La Cassazione torna sul tema della responsabilità della P.A. in caso di insidia stradale e lo fa definendo ancora una volta la misura della corresponsabilità del danneggiato e l’incidenza causale della sua condotta sul nesso eziologico.
Il caso è ambientato nel Comune di Fabrizia, provincia di Catanzaro, lungo una strada interpoderale, in una giornata estiva. Una signora passeggiava durante le ore del primo pomeriggio con il marito e gli amici quando cadeva con una gamba in un tombino, coperto da foglie e rami, sito ai margini della strada, sulla banchina, dove ella si era spostata a causa del sopraggiungere di un veicolo. La signora cadendo riportava lesioni personali.
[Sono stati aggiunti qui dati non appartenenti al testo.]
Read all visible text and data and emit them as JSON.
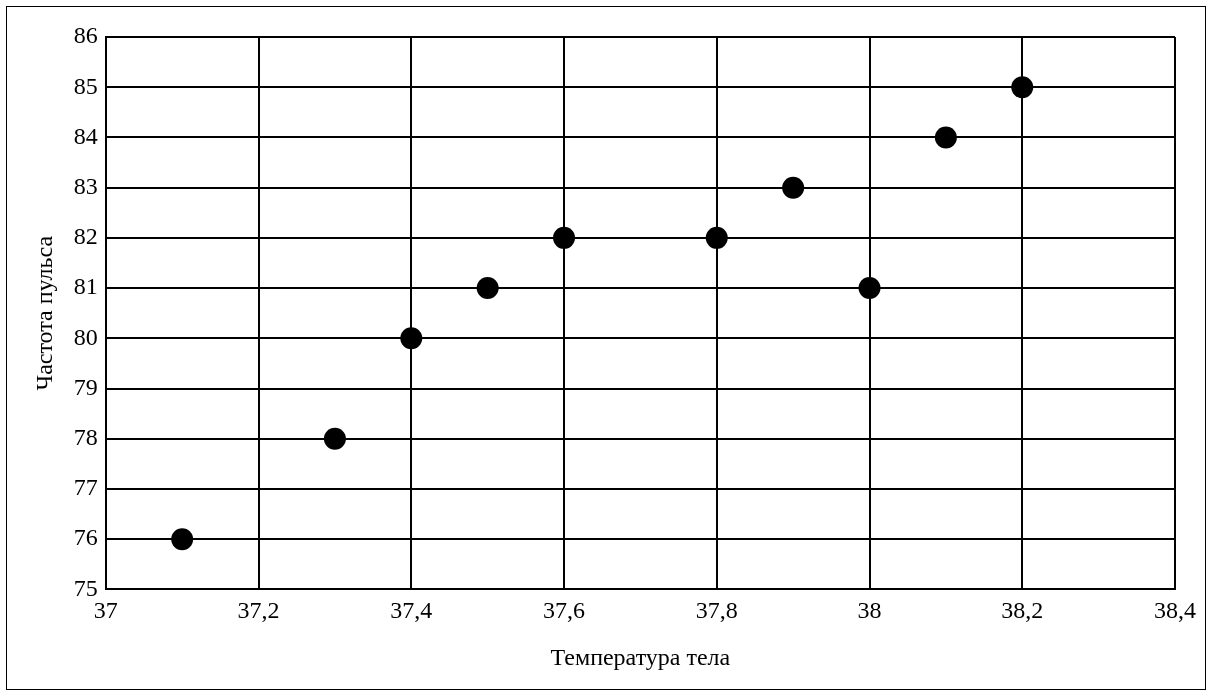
{
  "chart_data": {
    "type": "scatter",
    "xlabel": "Температура тела",
    "ylabel": "Частота пульса",
    "x": [
      37.1,
      37.3,
      37.4,
      37.5,
      37.6,
      37.8,
      37.9,
      38,
      38.1,
      38.2
    ],
    "series": [
      {
        "color": "#000000",
        "values": [
          76,
          78,
          80,
          81,
          82,
          82,
          83,
          81,
          84,
          85
        ]
      }
    ],
    "xlim": [
      37,
      38.4
    ],
    "xticks": [
      37,
      {
        "value": 37.2,
        "label": "37,2"
      },
      {
        "value": 37.4,
        "label": "37,4"
      },
      {
        "value": 37.6,
        "label": "37,6"
      },
      {
        "value": 37.8,
        "label": "37,8"
      },
      38,
      {
        "value": 38.2,
        "label": "38,2"
      },
      {
        "value": 38.4,
        "label": "38,4"
      }
    ],
    "ylim": [
      75,
      86
    ],
    "yticks": [
      75,
      76,
      77,
      78,
      79,
      80,
      81,
      82,
      83,
      84,
      85,
      86
    ],
    "grid": true,
    "legend": false,
    "marker": "circle"
  }
}
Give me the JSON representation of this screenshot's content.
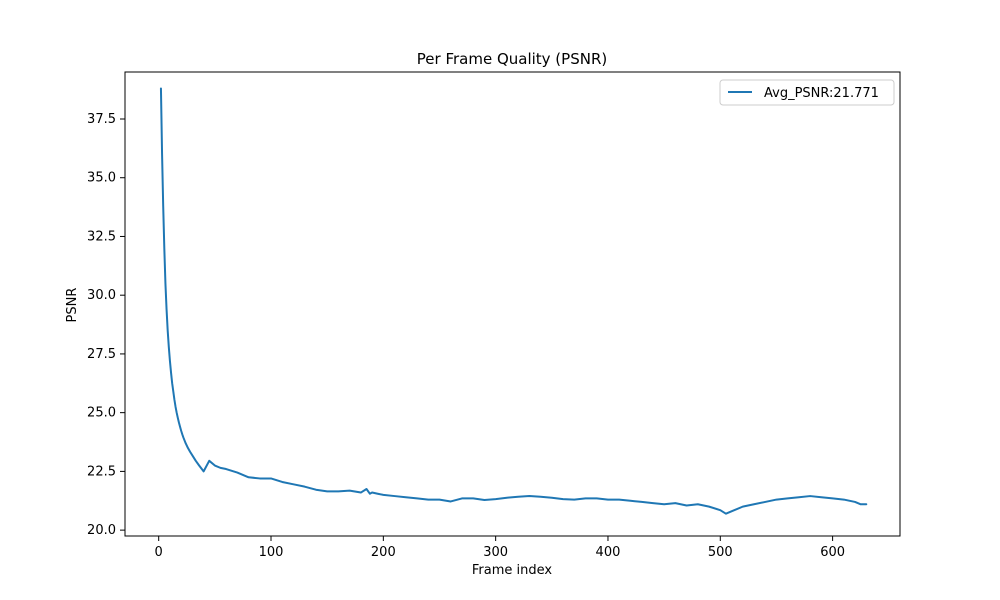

Citava quindi il Comune innanzi al tribunale di Vibo Valentia, il quale, con sentenza del 13 novembre 2017, condannava il Comune al risarcimento del danno nella misura di euro 39.153,00.
Il Comune proponeva appello innanzi alla Corte di Catanzaro la quale rigettava il gravame con sentenza del 29 giugno 2021; il Comune proponeva quindi ricorso in Cassazione con un motivo incentrato sull’esatta interpretazione dell’art. 2051 cc.
Riteneva infatti il Comune che non era stato dato il giusto peso alla condotta della danneggiata che, durante la passeggiata, non aveva prestato adeguata attenzione a dove metteva i piedi, tenendo, a suo dire, una condotta abnorme. Tra l’altro, il Comune contestava il carattere comunale della strada teatro del sinistro.
La Corte evidenziava a proposito del carattere comunale della strada che detta circostanza non era in dubbio in quanto era stato accertato in giudizio il carattere interpoderale della stessa, quindi la sua natura di strada pubblica o aperta all’uso pubblico; anzi, la sentenza d’appello aveva espressamente dichiarato che trattavasi di strada comunale e quindi sottoposta alla custodia dell’ente.
Tanto basta per dire che “l’ente pubblico era tenuto alla custodia del bene e, quindi, a far sì che il tombino posto sulla banchina non rimanesse scoperchiato e fosse segnalata la circostanza che era privo di copertura, rispondendo dei danni, ai sensi dell’art. 2051 nel caso di prova di omessa custodia”.
Quanto poi alla disattenzione del danneggiato, la Corte spiega:
“Deve peraltro ribadirsi l’irrilevanza della disattenzione del pedone su strada pubblica, salva l’ipotesi della sua condotta abnorme, in adesione all’orientamento di questa corte (Cass. N. 15761 del 29 luglio 2016 c…), che è condiviso da questo Collegio, secondo il quale “l’ente proprietario di una strada aperta al pubblico transito si presume responsabile, ai sensi dell’art. 2051 cc, dei sinistri riconducibili alle situazioni di pericolo immanentemente connesse alla struttura ed alla conformazione della strada e delle sue pertinenze, indipendentemente dalla loro riconducibilità a scelte discrezionali della P.A.; su tale responsabilità può influire la condotta della vittima, la quale, può però assumere efficacia causale esclusiva soltanto ove sia qualificabile come abnorme, cioè estranea al novero delle possibilità fattuali congruamente prevedibili in relazione al contesto, potendo, in caso contrario, rilevare ai fini del concorso causale ai sensi dell’art. 1227 cc”.
Per meglio spiegare il suo pensiero la Corte richiama quindi se stessa e un suo illustre precedente: Cass. 15761/2016, relativa ad una caso di strada comunale “molto sconnessa” contraddistinta da “buche e rappezzi”, lungo la quale era caduto un pedone disattento. In questo caso il pedone non era stato considerato responsabile e l’ente non era andato esente da responsabilità in quanto il “comportamento disattendo dell’utente non è astrattamente ascrivibile al novero dell’imprevedibile” salva l’ipotesi che il danneggiato fosse pienamente a conoscenza dell’esistente insidia (si veda su questo ultimo punto Cass. 23919/2013).
La Corte rigettava il ricorso con condanna alle spese.